We, small traders, are always trying to find our edge on how to trade smartly with the limited resources that we have. On the other hand, there are hedge funds, with armies of traders, quants, developers, as well as the most important. Money and Data!
So how can we beat them? Well, we can’t… All we can do is follow them. But how?
Hedge funds are regulated entities and they are obliged to report quarterly to the Securities and Exchange Commission (SEC), a form called 13F. In this form, they include all of their equity holdings at the end of each quarter.
Where to find the 13F
SEC has a system called EDGAR (Electronic Data Gathering, Analysis, and Retrieval) where publicly traded companies (and not only) are uploading their corporate filings. Unfortunately, it is not the most user-friendly website of all.
As usual, everything is explained better with an example, and what is better than walking through Warren’s Buffet investments? His fund is called Berkshire Hathaway Inc.
First, you have to go to the company search page of the SEC website and search “Berkshire Hathaway”. This will bring you to a page with all the entities starting with this name. Make sure you select the one with the “Inc” at the end. You should be directed to the company’s filings.

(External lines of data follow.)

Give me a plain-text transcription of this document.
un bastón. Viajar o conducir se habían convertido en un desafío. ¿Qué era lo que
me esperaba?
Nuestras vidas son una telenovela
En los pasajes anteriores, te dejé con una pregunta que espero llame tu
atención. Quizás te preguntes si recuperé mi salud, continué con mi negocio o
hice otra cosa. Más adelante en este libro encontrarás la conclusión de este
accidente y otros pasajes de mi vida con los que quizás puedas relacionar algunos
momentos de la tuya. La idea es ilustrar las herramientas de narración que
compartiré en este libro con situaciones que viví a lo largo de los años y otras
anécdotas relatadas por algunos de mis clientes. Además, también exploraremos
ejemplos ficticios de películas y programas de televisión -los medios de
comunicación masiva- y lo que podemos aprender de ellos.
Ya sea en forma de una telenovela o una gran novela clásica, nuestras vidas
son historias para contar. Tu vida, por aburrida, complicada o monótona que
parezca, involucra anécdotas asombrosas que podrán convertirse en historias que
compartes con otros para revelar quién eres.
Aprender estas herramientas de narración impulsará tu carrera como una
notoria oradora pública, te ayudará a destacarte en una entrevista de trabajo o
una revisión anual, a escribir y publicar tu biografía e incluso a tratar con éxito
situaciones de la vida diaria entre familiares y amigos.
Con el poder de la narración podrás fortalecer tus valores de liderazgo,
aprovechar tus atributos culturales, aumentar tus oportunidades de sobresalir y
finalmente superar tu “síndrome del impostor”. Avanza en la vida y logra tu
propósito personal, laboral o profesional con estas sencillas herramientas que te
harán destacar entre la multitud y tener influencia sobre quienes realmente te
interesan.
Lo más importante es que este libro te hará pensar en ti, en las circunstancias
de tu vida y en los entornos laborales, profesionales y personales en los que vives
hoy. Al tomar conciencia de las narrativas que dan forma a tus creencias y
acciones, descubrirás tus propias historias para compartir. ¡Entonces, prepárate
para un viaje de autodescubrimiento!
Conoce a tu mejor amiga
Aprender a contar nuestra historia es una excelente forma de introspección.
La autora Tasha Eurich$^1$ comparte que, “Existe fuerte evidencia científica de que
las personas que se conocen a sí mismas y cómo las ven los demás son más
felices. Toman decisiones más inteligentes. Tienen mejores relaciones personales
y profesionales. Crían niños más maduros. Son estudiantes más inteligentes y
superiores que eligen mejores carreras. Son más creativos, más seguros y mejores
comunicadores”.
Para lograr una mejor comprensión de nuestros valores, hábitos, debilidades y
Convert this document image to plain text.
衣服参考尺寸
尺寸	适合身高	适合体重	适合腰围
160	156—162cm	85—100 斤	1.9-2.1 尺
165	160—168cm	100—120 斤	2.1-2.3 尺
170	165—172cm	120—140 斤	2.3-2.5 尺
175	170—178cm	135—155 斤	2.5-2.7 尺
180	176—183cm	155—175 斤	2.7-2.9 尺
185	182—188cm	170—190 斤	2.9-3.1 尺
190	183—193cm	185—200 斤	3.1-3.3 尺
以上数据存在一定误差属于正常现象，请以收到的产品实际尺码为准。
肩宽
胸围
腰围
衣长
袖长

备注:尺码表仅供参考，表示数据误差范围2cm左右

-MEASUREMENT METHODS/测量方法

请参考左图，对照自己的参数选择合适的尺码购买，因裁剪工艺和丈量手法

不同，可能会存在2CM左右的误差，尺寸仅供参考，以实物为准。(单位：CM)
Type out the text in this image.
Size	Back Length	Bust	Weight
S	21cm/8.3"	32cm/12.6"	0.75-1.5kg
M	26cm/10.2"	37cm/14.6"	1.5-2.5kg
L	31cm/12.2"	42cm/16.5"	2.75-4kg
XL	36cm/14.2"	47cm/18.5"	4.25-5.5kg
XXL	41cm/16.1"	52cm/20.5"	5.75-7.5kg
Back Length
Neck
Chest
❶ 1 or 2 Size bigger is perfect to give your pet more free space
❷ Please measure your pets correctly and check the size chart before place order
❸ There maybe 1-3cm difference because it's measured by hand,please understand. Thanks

Depending on the time you read this article, you might need to scroll down to find the form names 13F-HR. If you cannot find it, you can simply search for it by typing in the “Filing Type” textbox “13F”. Then just press the first one to see the latest. Note that you might see a filing 13F-HR/A. This is when a report has been amended (you should be able to see the initial one and the amended which is the valid one)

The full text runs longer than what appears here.